Ça fait que la mort dans l’âme (et surtout dans le portefeuille), tu t’enlignes sur le centre d’achat pour rendre visite à ce fameux magasin de vêtements pour enfants. T’sais, celui qui inonde ton fil Facebook de photos d’angéliques bambins habillés en kit-from-the-p’tite-barrette-to-the-chaussette. C’pas parce que tu considères le magasinage de linge d’enfant comme ton purgatoire personnel que tu aspires pas à ce que ta marmaille soit des fashion icons, fait que tu fonces.
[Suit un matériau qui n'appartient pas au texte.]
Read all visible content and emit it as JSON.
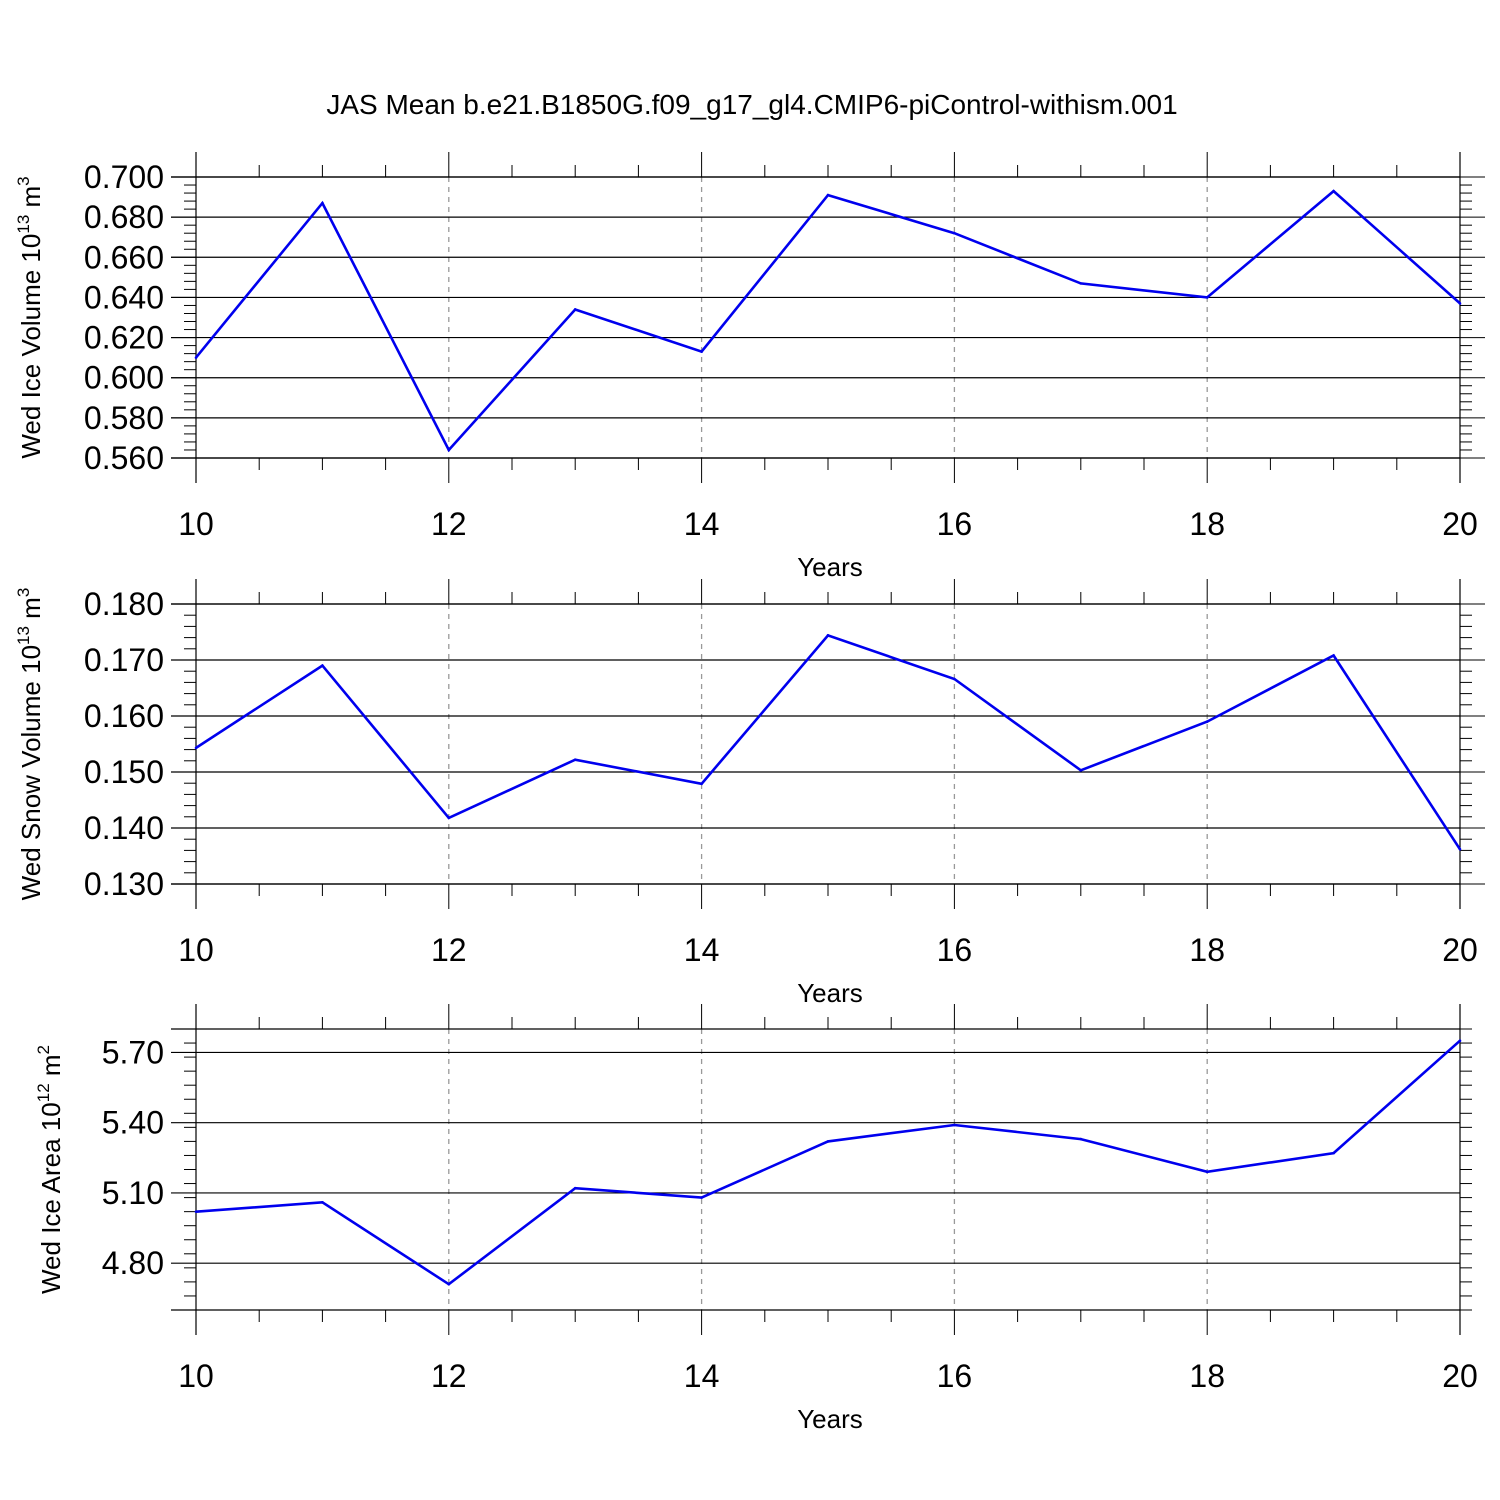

La mâchoire déjà crispée par l’angoisse, tu pousses la porte pis la magie te saisit. T’es entourée de robes en lin à crinoline trois-couleurs-pastel, de p’tites vestes à col de lapin angora, de chemises de coton japonais neuf cents fils/pouce carré pis de photos qui t’assurent que c’est le kit que ça prend à ta marmaille pour s’amuser en douceur dans la forêt. Not. Quand tu retournes discrètement une étiquette, ton sang se fige dans tes veines pis tes cheveux se dressent sur ta nuque. À moins d’avoir hérité d’un petit royaume ou ben de ré-hypothéquer ta maison (pis même là), pas moyen de payer ça une fois, pis encore moins trois. En fait, le seul prix du cache-cœur en fil d’or que tu tiens à la main couvre largement le prix de ta garde robe des six dernières années, incluant tes kits de grossesse, ton linge mou pis ta tentative de retour à un habillement normal.
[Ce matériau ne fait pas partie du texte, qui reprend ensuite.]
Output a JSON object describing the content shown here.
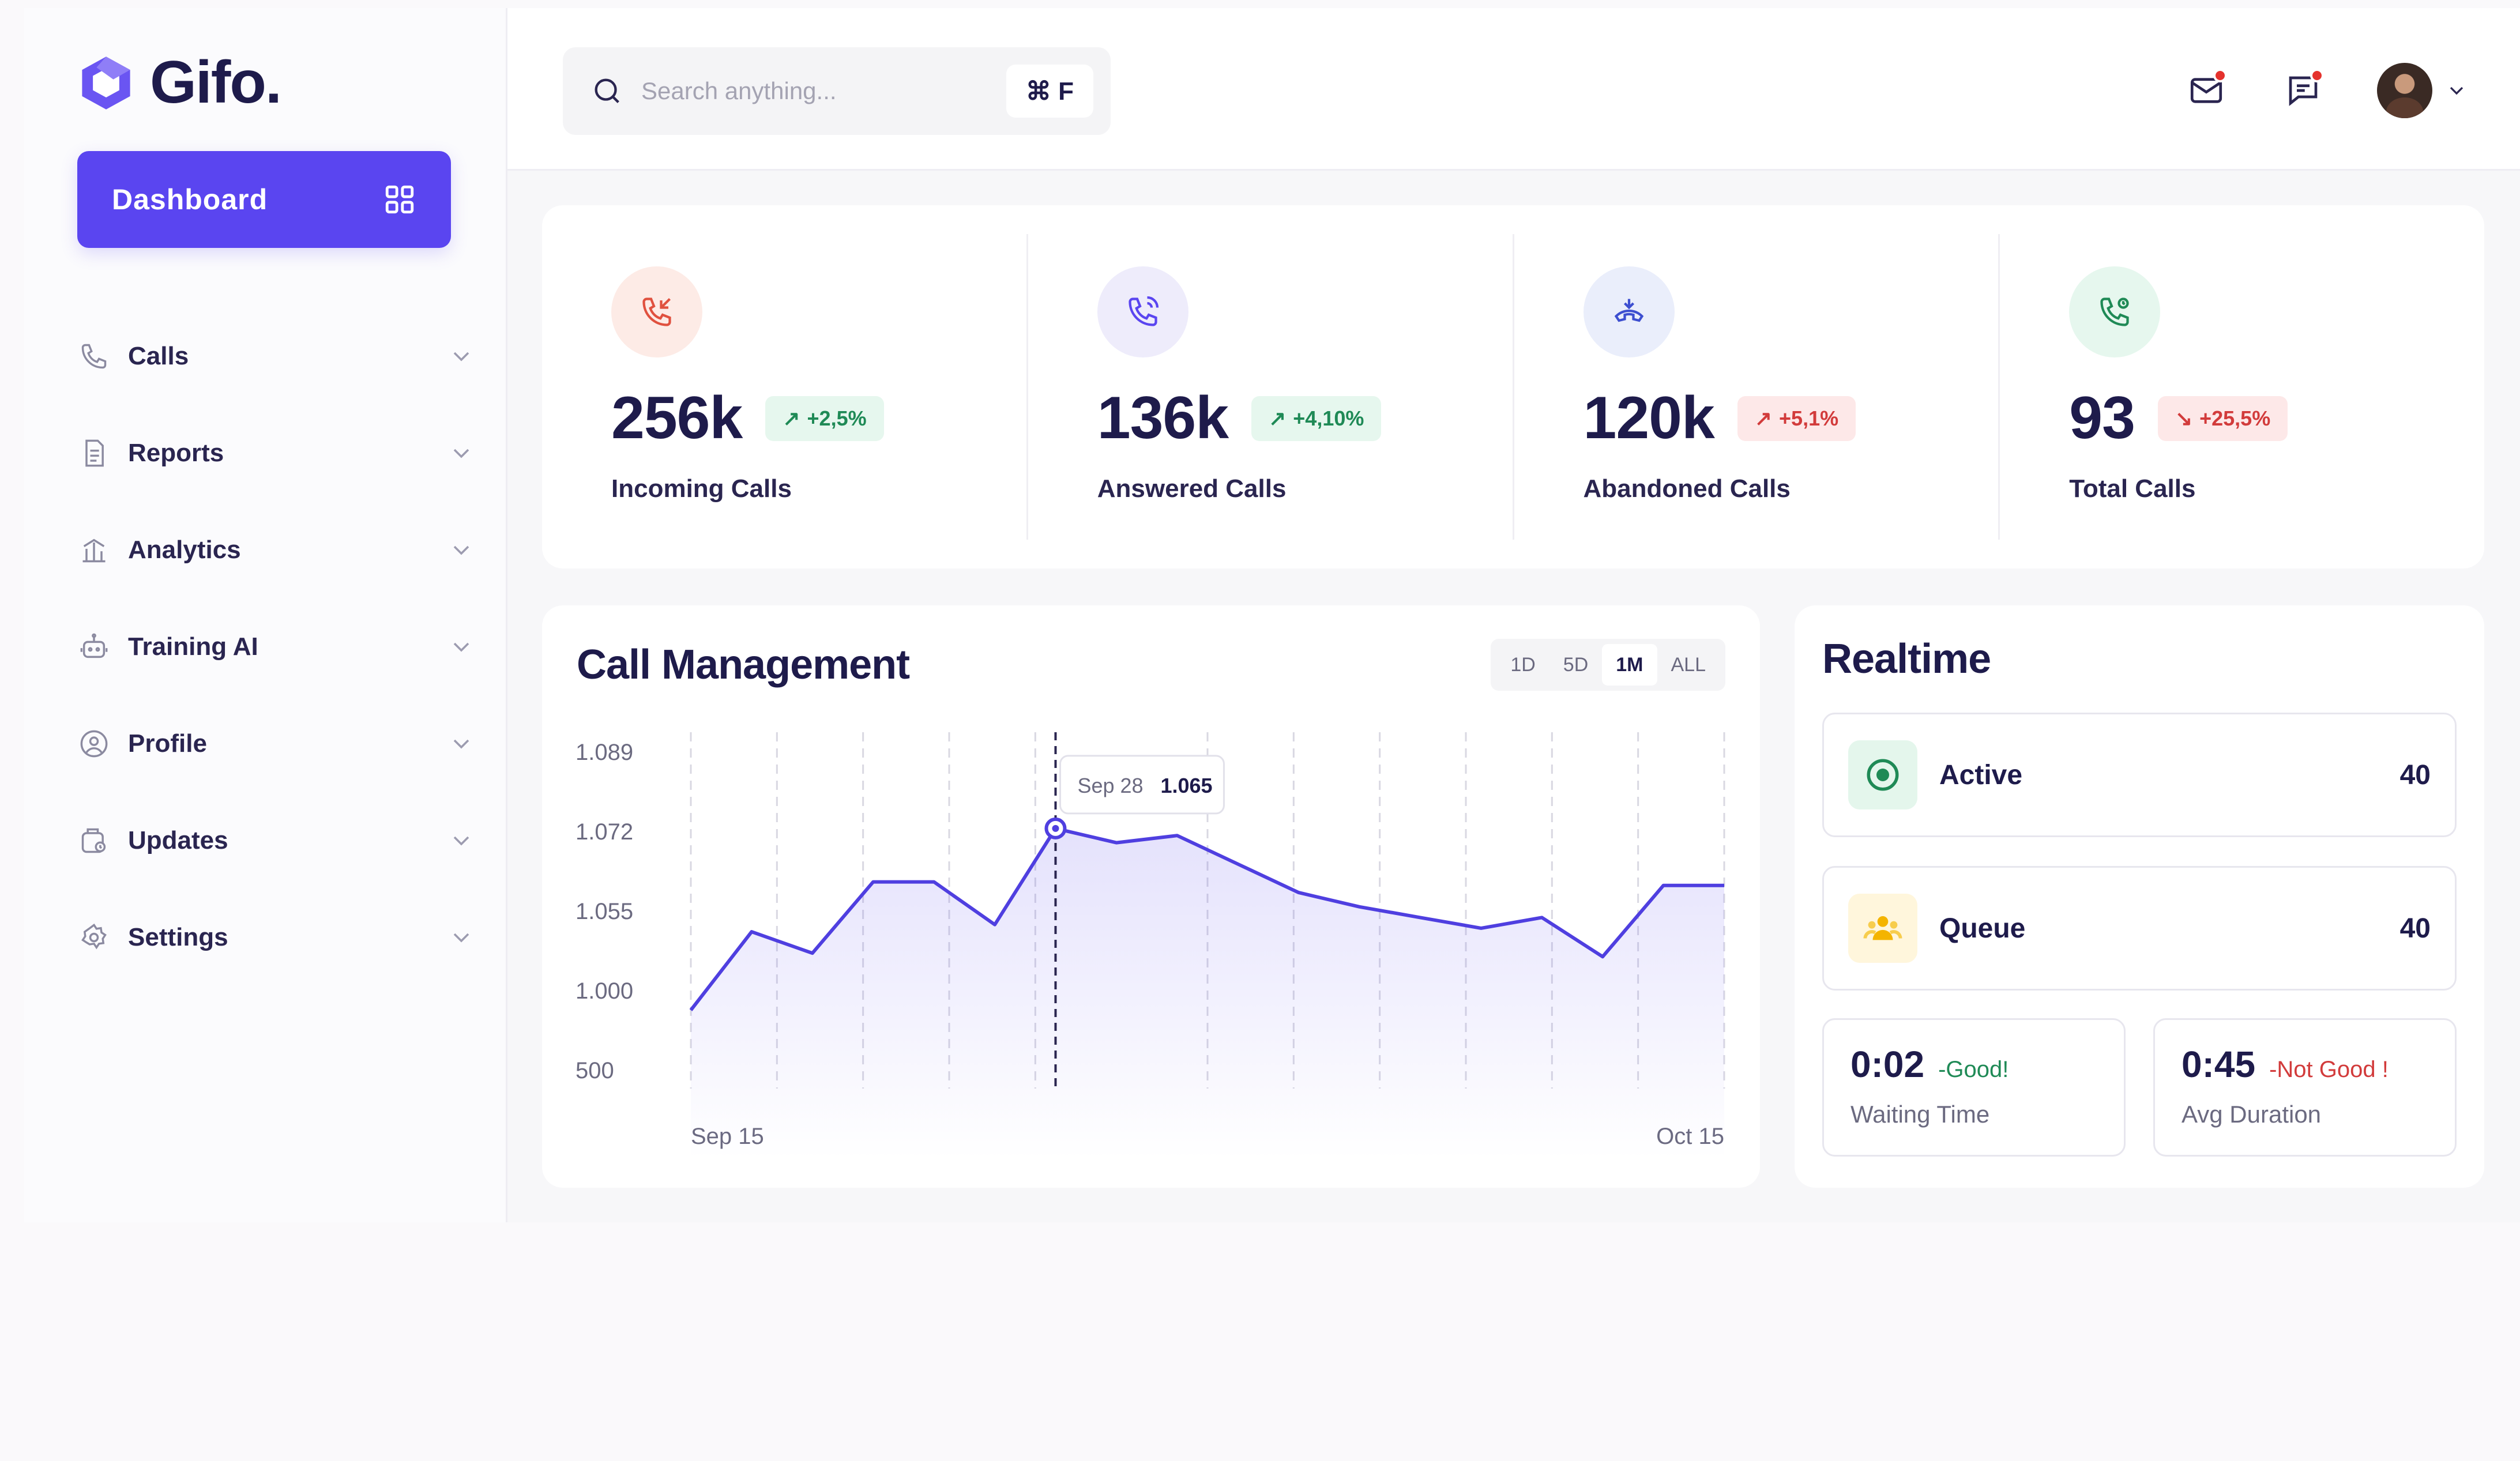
{
  "brand": {
    "name": "Gifo.",
    "accent": "#5a45f0"
  },
  "sidebar": {
    "dashboard_label": "Dashboard",
    "items": [
      {
        "label": "Calls",
        "icon": "phone-icon"
      },
      {
        "label": "Reports",
        "icon": "document-icon"
      },
      {
        "label": "Analytics",
        "icon": "analytics-icon"
      },
      {
        "label": "Training AI",
        "icon": "robot-icon"
      },
      {
        "label": "Profile",
        "icon": "user-circle-icon"
      },
      {
        "label": "Updates",
        "icon": "updates-icon"
      },
      {
        "label": "Settings",
        "icon": "gear-icon"
      }
    ]
  },
  "search": {
    "placeholder": "Search anything...",
    "shortcut": "⌘ F"
  },
  "stats": [
    {
      "value": "256k",
      "change": "+2,5%",
      "trend": "up",
      "label": "Incoming Calls",
      "icon": "incoming-call-icon",
      "tint": "#fdebe6",
      "icon_color": "#e0513f"
    },
    {
      "value": "136k",
      "change": "+4,10%",
      "trend": "up",
      "label": "Answered Calls",
      "icon": "answered-call-icon",
      "tint": "#eeecfb",
      "icon_color": "#5a45f0"
    },
    {
      "value": "120k",
      "change": "+5,1%",
      "trend": "down",
      "label": "Abandoned Calls",
      "icon": "hangup-call-icon",
      "tint": "#eaeefb",
      "icon_color": "#3d4fd0"
    },
    {
      "value": "93",
      "change": "+25,5%",
      "trend": "down",
      "label": "Total Calls",
      "icon": "total-call-icon",
      "tint": "#e6f7ee",
      "icon_color": "#1f8a56"
    }
  ],
  "call_management": {
    "title": "Call Management",
    "ranges": [
      "1D",
      "5D",
      "1M",
      "ALL"
    ],
    "active_range": "1M",
    "tooltip": {
      "date": "Sep 28",
      "value": "1.065"
    }
  },
  "chart_data": {
    "type": "area",
    "title": "Call Management",
    "y_tick_labels": [
      "1.089",
      "1.072",
      "1.055",
      "1.000",
      "500"
    ],
    "x_tick_labels": [
      "Sep 15",
      "Oct 15"
    ],
    "series": [
      {
        "values": [
          0.22,
          0.44,
          0.38,
          0.58,
          0.58,
          0.46,
          0.73,
          0.69,
          0.71,
          0.63,
          0.55,
          0.51,
          0.48,
          0.45,
          0.48,
          0.37,
          0.57,
          0.57
        ]
      }
    ],
    "value_note_unused": "",
    "highlight_index": 6,
    "grid": "vertical-dashed",
    "line_color": "#4f3fe0"
  },
  "realtime": {
    "title": "Realtime",
    "active": {
      "label": "Active",
      "value": "40"
    },
    "queue": {
      "label": "Queue",
      "value": "40"
    },
    "waiting": {
      "time": "0:02",
      "note": "-Good!",
      "label": "Waiting Time"
    },
    "duration": {
      "time": "0:45",
      "note": "-Not Good !",
      "label": "Avg Duration"
    }
  }
}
Au moment où tu t’apprêtes à reposer d’une main tremblante le vêtement royal sur le rack, la p’tite vendeuse se pointe au coin de l’allée fait que sous l’effet de la frayeur tu prends tes jambes à ton cou pis tu te garoches dans un autre rayon où tu te retrouves entourée de leggings pour toddler plus chargés de blings-blings que le costume de scène de Rihanna. Si la décharge visuelle suffit pas à te faire faire une crise d’épilepsie drette-là, l’idée de voir ton enfant de deux ans avec un pantalon écrit Sexy en brillant rose sur le derrière ou ben avec un gilet bedaine avec un chaton aguichant dessus suffit à te faire basculer dans la folie. Tu changes de direction illico pour te trouver dans la section thématique. Où tu apprends que dans la vie, ton kid doit décider s’il est un raver, un planchiste ou ben un yo pis sticker à son style à la vie à la mort (ou jusqu’à la prochaine saison) sous peine qu’aucun de ses kits fitent pis qu’il ait l’air du kid le plus weird du CPE.
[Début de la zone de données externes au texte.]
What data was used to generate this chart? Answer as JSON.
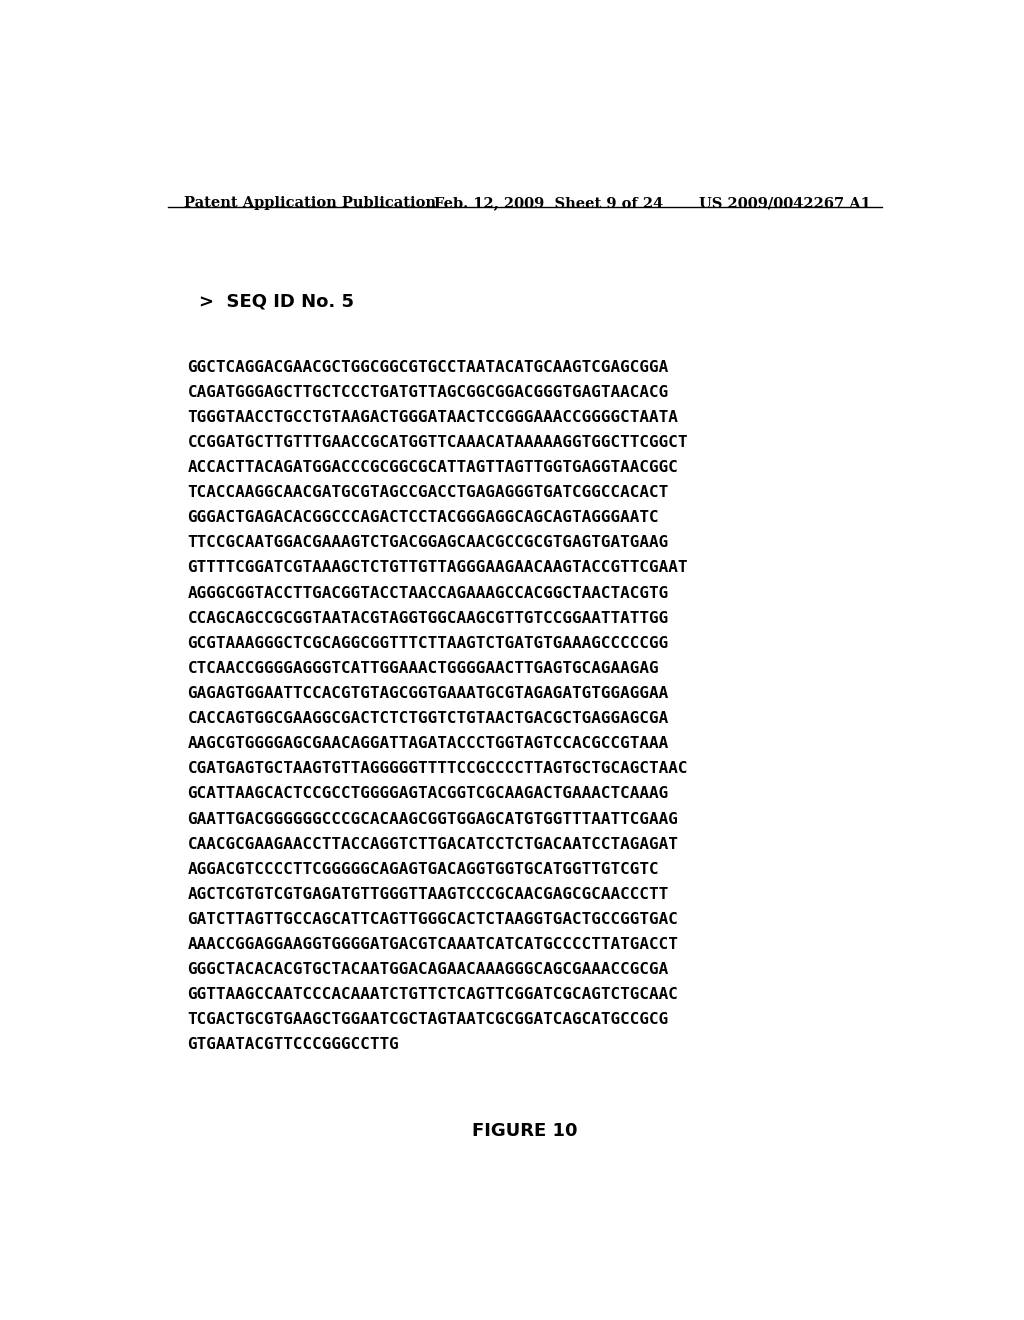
{
  "header_left": "Patent Application Publication",
  "header_middle": "Feb. 12, 2009  Sheet 9 of 24",
  "header_right": "US 2009/0042267 A1",
  "seq_label": ">  SEQ ID No. 5",
  "sequence_lines": [
    "GGCTCAGGACGAACGCTGGCGGCGTGCCTAATACATGCAAGTCGAGCGGA",
    "CAGATGGGAGCTTGCTCCCTGATGTTAGCGGCGGACGGGTGAGTAACACG",
    "TGGGTAACCTGCCTGTAAGACTGGGATAACTCCGGGAAACCGGGGCTAATA",
    "CCGGATGCTTGTTTGAACCGCATGGTTCAAACATAAAAAGGTGGCTTCGGCT",
    "ACCACTTACAGATGGACCCGCGGCGCATTAGTTAGTTGGTGAGGTAACGGC",
    "TCACCAAGGCAACGATGCGTAGCCGACCTGAGAGGGTGATCGGCCACACT",
    "GGGACTGAGACACGGCCCAGACTCCTACGGGAGGCAGCAGTAGGGAATC",
    "TTCCGCAATGGACGAAAGTCTGACGGAGCAACGCCGCGTGAGTGATGAAG",
    "GTTTTCGGATCGTAAAGCTCTGTTGTTAGGGAAGAACAAGTACCGTTCGAAT",
    "AGGGCGGTACCTTGACGGTACCTAACCAGAAAGCCACGGCTAACTACGTG",
    "CCAGCAGCCGCGGTAATACGTAGGTGGCAAGCGTTGTCCGGAATTATTGG",
    "GCGTAAAGGGCTCGCAGGCGGTTTCTTAAGTCTGATGTGAAAGCCCCCGG",
    "CTCAACCGGGGAGGGTCATTGGAAACTGGGGAACTTGAGTGCAGAAGAG",
    "GAGAGTGGAATTCCACGTGTAGCGGTGAAATGCGTAGAGATGTGGAGGAA",
    "CACCAGTGGCGAAGGCGACTCTCTGGTCTGTAACTGACGCTGAGGAGCGA",
    "AAGCGTGGGGAGCGAACAGGATTAGATACCCTGGTAGTCCACGCCGTAAA",
    "CGATGAGTGCTAAGTGTTAGGGGGTTTTCCGCCCCTTAGTGCTGCAGCTAAC",
    "GCATTAAGCACTCCGCCTGGGGAGTACGGTCGCAAGACTGAAACTCAAAG",
    "GAATTGACGGGGGGCCCGCACAAGCGGTGGAGCATGTGGTTTAATTCGAAG",
    "CAACGCGAAGAACCTTACCAGGTCTTGACATCCTCTGACAATCCTAGAGAT",
    "AGGACGTCCCCTTCGGGGGCAGAGTGACAGGTGGTGCATGGTTGTCGTC",
    "AGCTCGTGTCGTGAGATGTTGGGTTAAGTCCCGCAACGAGCGCAACCCTT",
    "GATCTTAGTTGCCAGCATTCAGTTGGGCACTCTAAGGTGACTGCCGGTGAC",
    "AAACCGGAGGAAGGTGGGGATGACGTCAAATCATCATGCCCCTTATGACCT",
    "GGGCTACACACGTGCTACAATGGACAGAACAAAGGGCAGCGAAACCGCGA",
    "GGTTAAGCCAATCCCACAAATCTGTTCTCAGTTCGGATCGCAGTCTGCAAC",
    "TCGACTGCGTGAAGCTGGAATCGCTAGTAATCGCGGATCAGCATGCCGCG",
    "GTGAATACGTTCCCGGGCCTTG"
  ],
  "figure_label": "FIGURE 10",
  "background_color": "#ffffff",
  "text_color": "#000000",
  "header_fontsize": 10.5,
  "seq_label_fontsize": 13,
  "sequence_fontsize": 11.5,
  "figure_label_fontsize": 13
}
C’est là que tu abandonnes, quand tu comprends que t’es pas de taille pis que ton estimé de la facture finale challenge tes capacités comptables et dépasse largement le montant que t’as accumulé dans tes REER. Fait que renonçant à ta dignité et au futur de fashion icons de tes enfants (mais pas au dernier dix piastres de ton portefeuille) , tu te rends dans ton magasin bon marché préféré où tu remplis ta minivan de morceaux de linge qui surviveront peut-être aux six prochains mois. Pis tu rentres chez vous, soulagée d’avoir réglé la question jusqu’au prochain changement de saison.